Industry, Commerce, Agriculture and Fisheries Minister, Hon. Audley Shaw, says there is no ban in place on parrotfish.

At a post-Sectoral Debate press briefing at his Hope Gardens offices in St. Andrew on April 24, the Minister said that extensive research and consultations have been undertaken with local and international experts to properly examine the issue.

Acknowledging the varied concerns expressed by lobby groups, the Minister explained that “while there exists a correlation between reduced herbivory and degraded coral reef systems, there is no conclusive evidence that the consumption of parrotfish is the cause of the depletion of the coral reefs”.

Industry, Commerce, Agriculture and Fisheries Minister, Hon. Audley Shaw, emphasises a point at a post-Sectoral Debate press conference, held at his Hope Gardens office in St. Andrew on April 24.

 

“In addition to the fact that there is no scientific basis on which to impose a ban on parrotfish, it is (also) not practical to impose a ban on a single species in a multispecies fishery, without serious negative impact on some of our most vulnerable citizens,” he said.

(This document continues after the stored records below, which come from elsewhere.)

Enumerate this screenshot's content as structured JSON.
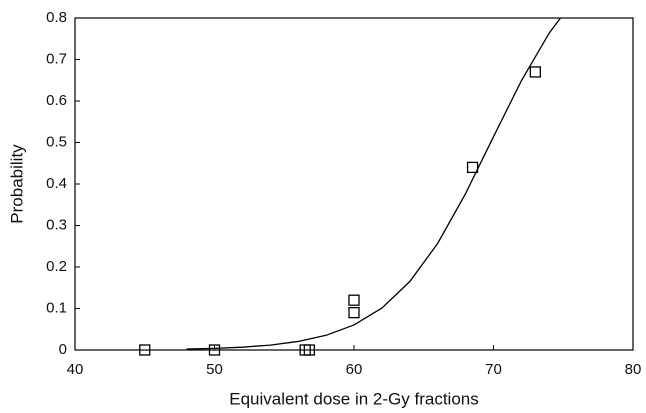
{
  "chart_data": {
    "type": "scatter",
    "x_label": "Equivalent dose in 2-Gy fractions",
    "y_label": "Probability",
    "xlim": [
      40,
      80
    ],
    "xticks": [
      40,
      50,
      60,
      70,
      80
    ],
    "ylim": [
      0,
      0.8
    ],
    "yticks": [
      0,
      0.1,
      0.2,
      0.3,
      0.4,
      0.5,
      0.6,
      0.7,
      0.8
    ],
    "grid": false,
    "series": [
      {
        "style": "markers",
        "marker": "square",
        "color": "#000000",
        "x": [
          45,
          50,
          56.5,
          56.8,
          60,
          60,
          68.5,
          73
        ],
        "values": [
          0,
          0,
          0,
          0,
          0.12,
          0.09,
          0.44,
          0.67
        ]
      },
      {
        "style": "line",
        "color": "#000000",
        "x": [
          48,
          50,
          52,
          54,
          56,
          58,
          60,
          62,
          64,
          66,
          68,
          70,
          72,
          74,
          74.8
        ],
        "values": [
          0.0022,
          0.0039,
          0.0068,
          0.0118,
          0.0206,
          0.0354,
          0.0604,
          0.101,
          0.165,
          0.257,
          0.377,
          0.514,
          0.649,
          0.764,
          0.8
        ]
      }
    ]
  }
}
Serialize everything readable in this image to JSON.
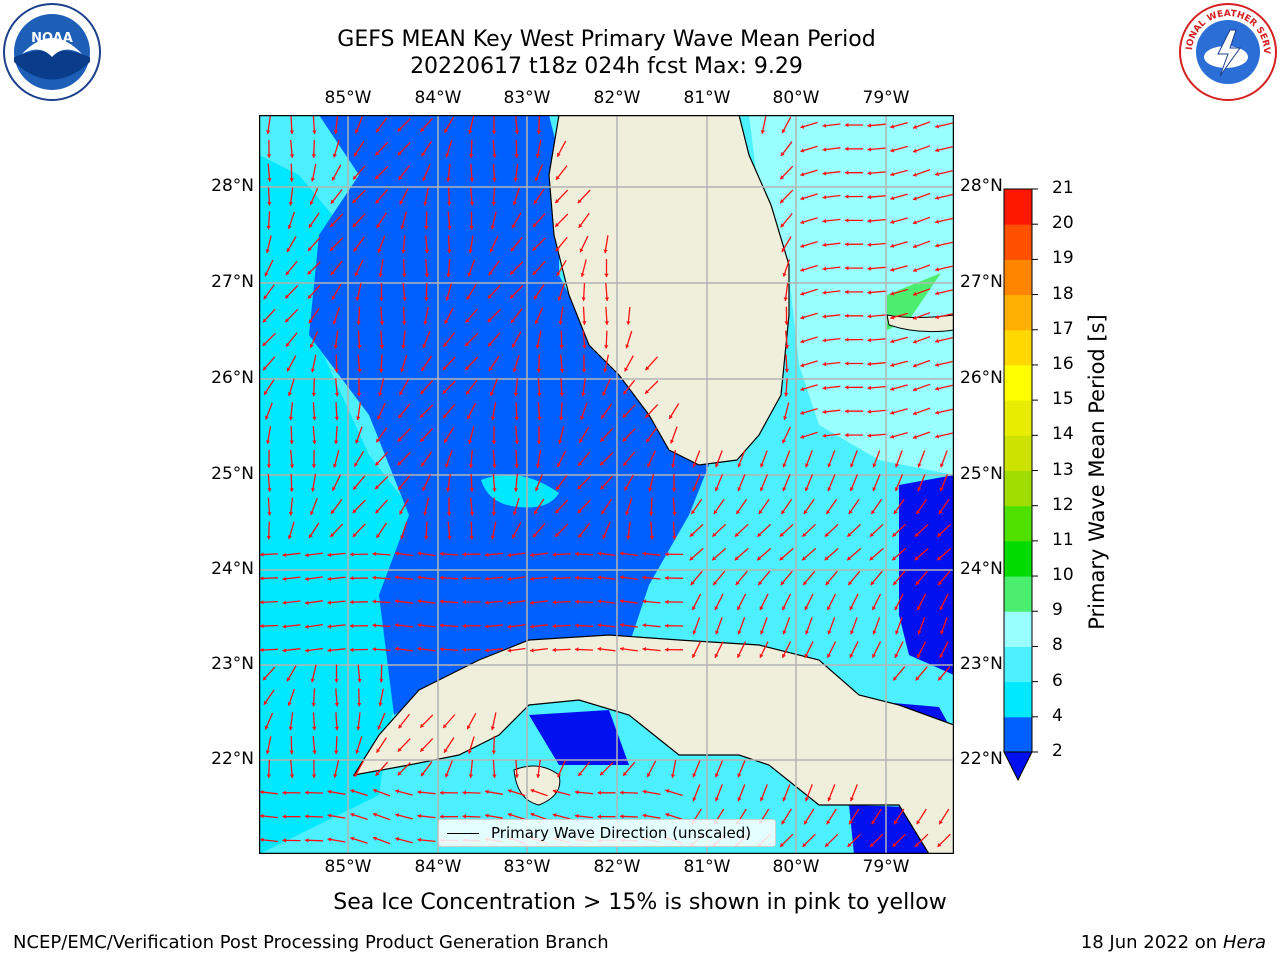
{
  "title": {
    "line1": "GEFS MEAN Key West Primary Wave Mean Period",
    "line2": "20220617 t18z 024h fcst   Max: 9.29"
  },
  "logos": {
    "left": "NOAA",
    "right": "NATIONAL WEATHER SERVICE"
  },
  "axes": {
    "lon_labels": [
      "85°W",
      "84°W",
      "83°W",
      "82°W",
      "81°W",
      "80°W",
      "79°W"
    ],
    "lat_labels": [
      "28°N",
      "27°N",
      "26°N",
      "25°N",
      "24°N",
      "23°N",
      "22°N"
    ]
  },
  "legend": {
    "label": "Primary Wave Direction (unscaled)"
  },
  "colorbar": {
    "title": "Primary Wave Mean Period [s]",
    "ticks": [
      "2",
      "4",
      "6",
      "8",
      "9",
      "10",
      "11",
      "12",
      "13",
      "14",
      "15",
      "16",
      "17",
      "18",
      "19",
      "20",
      "21"
    ],
    "colors": [
      "#0060ff",
      "#00e8ff",
      "#4df0ff",
      "#99ffff",
      "#4cee70",
      "#00dc00",
      "#50e000",
      "#a0dc00",
      "#cce200",
      "#e8ec00",
      "#ffff00",
      "#ffd800",
      "#ffb000",
      "#ff8400",
      "#ff5000",
      "#ff1800"
    ],
    "under_color": "#0010ee"
  },
  "notes": {
    "sea_ice": "Sea Ice Concentration > 15% is shown in pink to yellow",
    "footer_left": "NCEP/EMC/Verification Post Processing Product Generation Branch",
    "footer_date": "18 Jun 2022 on",
    "footer_host": "Hera"
  }
}
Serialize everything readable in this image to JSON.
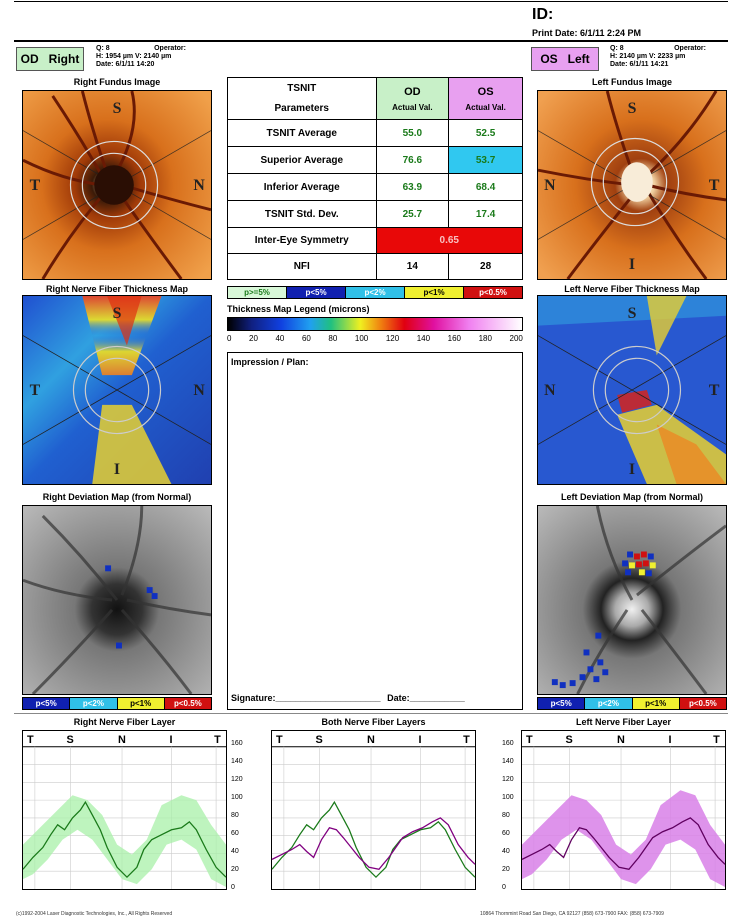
{
  "header": {
    "id_label": "ID:",
    "print_date": "Print Date: 6/1/11 2:24 PM"
  },
  "right_eye": {
    "tag_code": "OD",
    "tag_label": "Right",
    "quality": "Q: 8",
    "operator": "Operator:",
    "dims": "H: 1954 µm V: 2140 µm",
    "date": "Date: 6/1/11 14:20",
    "fundus_title": "Right Fundus Image",
    "thickness_title": "Right Nerve Fiber Thickness Map",
    "deviation_title": "Right Deviation Map (from Normal)",
    "layer_title": "Right Nerve Fiber Layer",
    "color": "#c8f0c8"
  },
  "left_eye": {
    "tag_code": "OS",
    "tag_label": "Left",
    "quality": "Q: 8",
    "operator": "Operator:",
    "dims": "H: 2140 µm V: 2233 µm",
    "date": "Date: 6/1/11 14:21",
    "fundus_title": "Left Fundus Image",
    "thickness_title": "Left Nerve Fiber Thickness Map",
    "deviation_title": "Left Deviation Map (from Normal)",
    "layer_title": "Left Nerve Fiber Layer",
    "color": "#e8a0f0"
  },
  "quadrant_letters": {
    "s": "S",
    "t": "T",
    "n": "N",
    "i": "I"
  },
  "params": {
    "head_l1": "TSNIT",
    "head_l2": "Parameters",
    "od_head": "OD",
    "os_head": "OS",
    "actual": "Actual Val.",
    "rows": [
      {
        "label": "TSNIT Average",
        "od": "55.0",
        "os": "52.5"
      },
      {
        "label": "Superior Average",
        "od": "76.6",
        "os": "53.7"
      },
      {
        "label": "Inferior Average",
        "od": "63.9",
        "os": "68.4"
      },
      {
        "label": "TSNIT Std. Dev.",
        "od": "25.7",
        "os": "17.4"
      }
    ],
    "symmetry_label": "Inter-Eye Symmetry",
    "symmetry_value": "0.65",
    "nfi_label": "NFI",
    "nfi_od": "14",
    "nfi_os": "28"
  },
  "significance_legend": [
    "p>=5%",
    "p<5%",
    "p<2%",
    "p<1%",
    "p<0.5%"
  ],
  "deviation_legend": [
    "p<5%",
    "p<2%",
    "p<1%",
    "p<0.5%"
  ],
  "thickness_legend": {
    "title": "Thickness Map Legend (microns)",
    "ticks": [
      "0",
      "20",
      "40",
      "60",
      "80",
      "100",
      "120",
      "140",
      "160",
      "180",
      "200"
    ]
  },
  "impression": {
    "label": "Impression / Plan:",
    "signature": "Signature:_____________________",
    "date": "Date:___________"
  },
  "both_layer_title": "Both Nerve Fiber Layers",
  "tsnit_labels": [
    "T",
    "S",
    "N",
    "I",
    "T"
  ],
  "graph_yticks": [
    "160",
    "140",
    "120",
    "100",
    "80",
    "60",
    "40",
    "20",
    "0"
  ],
  "footer": {
    "left": "(c)1992-2004 Laser Diagnostic Technologies, Inc., All Rights Reserved",
    "right": "10864 Thornmint Road San Diego, CA 92127 (858) 673-7900 FAX: (858) 673-7909"
  }
}
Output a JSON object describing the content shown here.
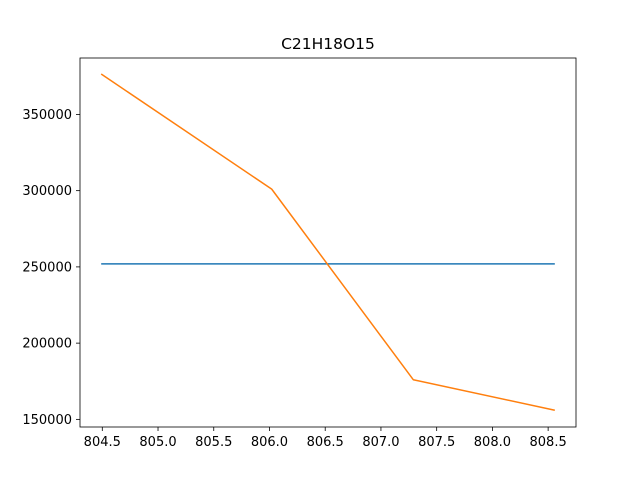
{
  "chart_data": {
    "type": "line",
    "title": "C21H18O15",
    "xlabel": "",
    "ylabel": "",
    "xlim": [
      804.3,
      808.75
    ],
    "ylim": [
      145000,
      387000
    ],
    "xticks": [
      804.5,
      805.0,
      805.5,
      806.0,
      806.5,
      807.0,
      807.5,
      808.0,
      808.5
    ],
    "xtick_labels": [
      "804.5",
      "805.0",
      "805.5",
      "806.0",
      "806.5",
      "807.0",
      "807.5",
      "808.0",
      "808.5"
    ],
    "yticks": [
      150000,
      200000,
      250000,
      300000,
      350000
    ],
    "ytick_labels": [
      "150000",
      "200000",
      "250000",
      "300000",
      "350000"
    ],
    "grid": false,
    "series": [
      {
        "color": "#1f77b4",
        "x": [
          804.49,
          808.56
        ],
        "y": [
          252000,
          252000
        ]
      },
      {
        "color": "#ff7f0e",
        "x": [
          804.49,
          806.02,
          807.29,
          808.56
        ],
        "y": [
          376500,
          301000,
          176000,
          156000
        ]
      }
    ]
  }
}
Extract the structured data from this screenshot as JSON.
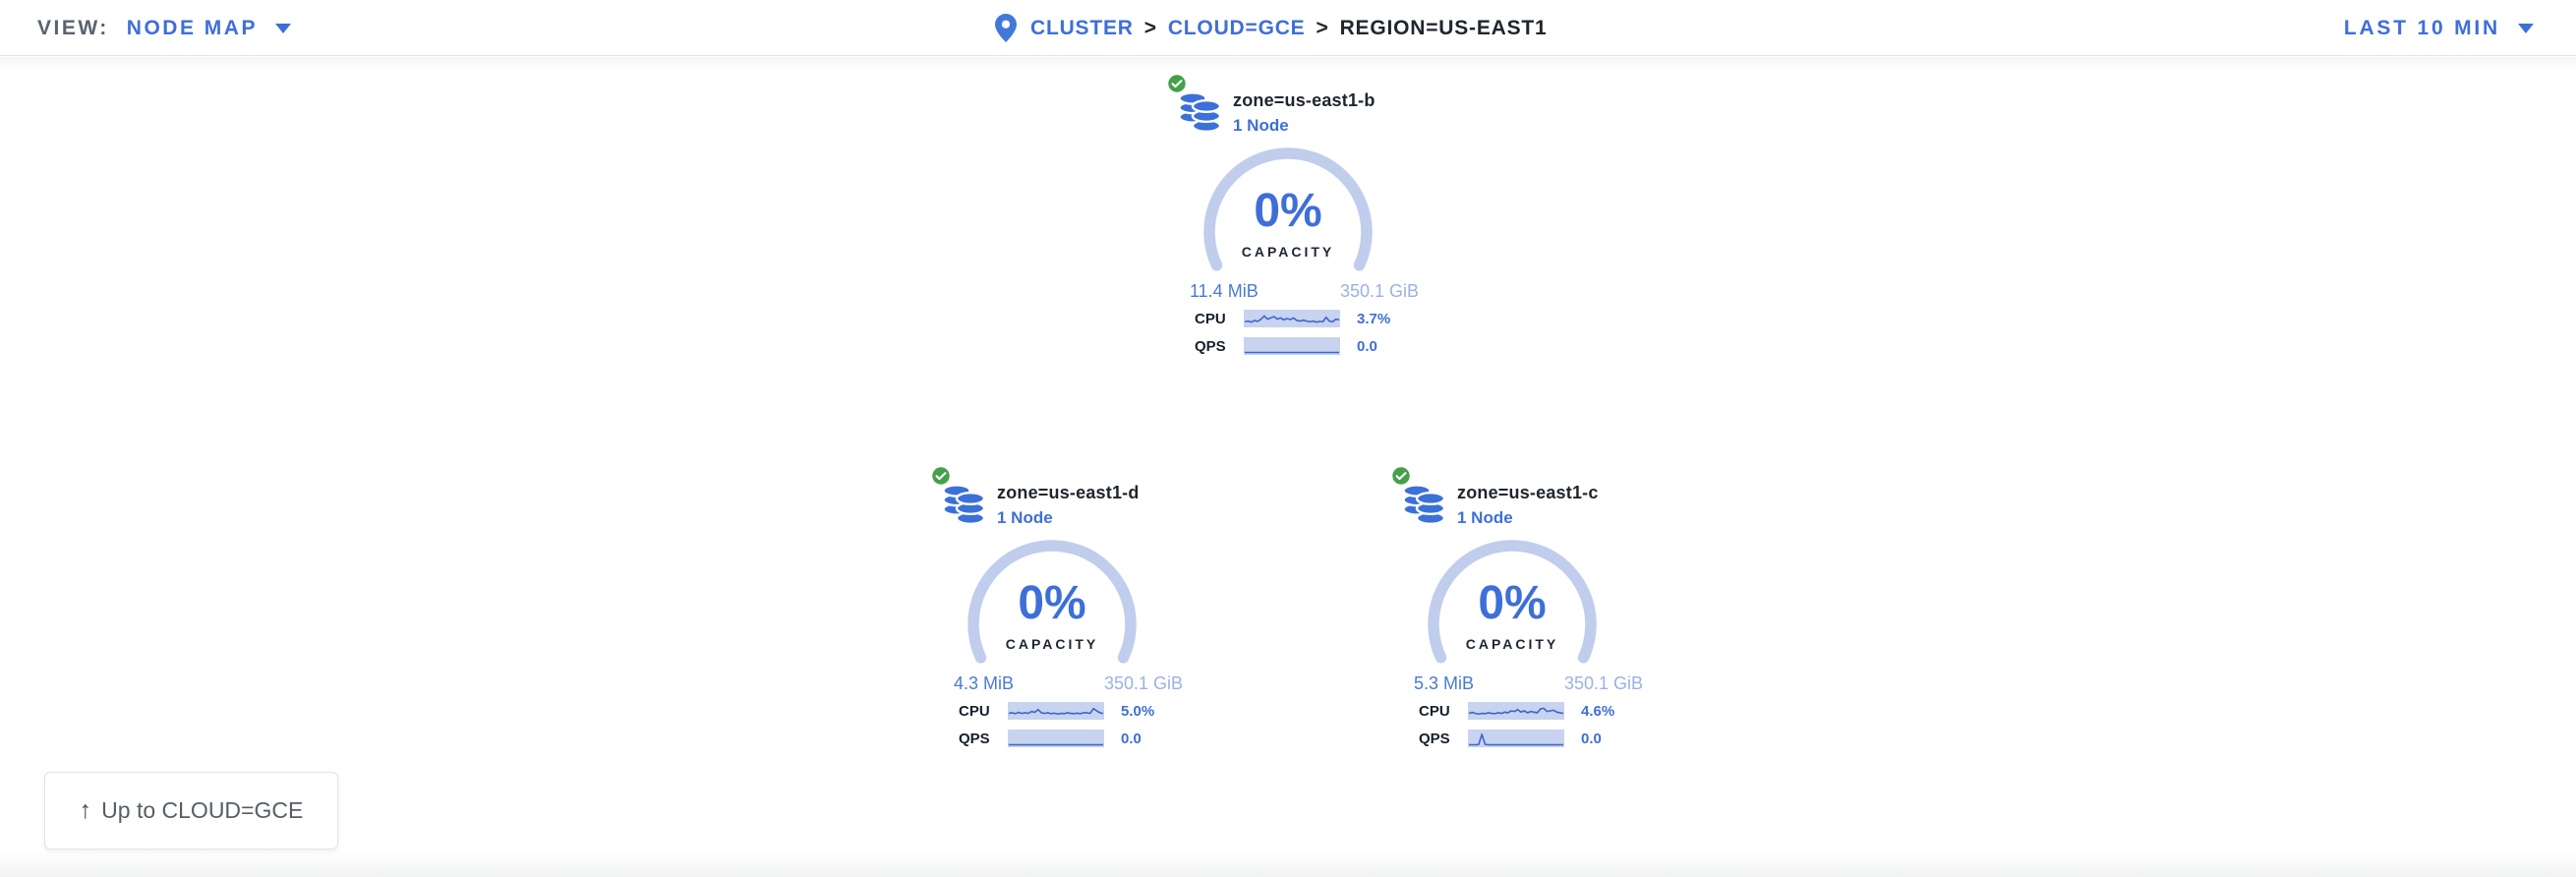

Meanwhile, Mr. Shaw informed that a project will be piloted at the Oracabessa High School in St. Mary by Executive Chef of The Jamaica Pegasus hotel, Mark Cole, who is a past student.

“Highly nutritious Jamaican foods will be used to feed those students instead of rice and flour,” the Minister noted.

Mr. Cole has been one of Jamaica’s foremost chefs for more than 20 years and has significantly transformed the island’s cuisine and the practice of the culinary arts.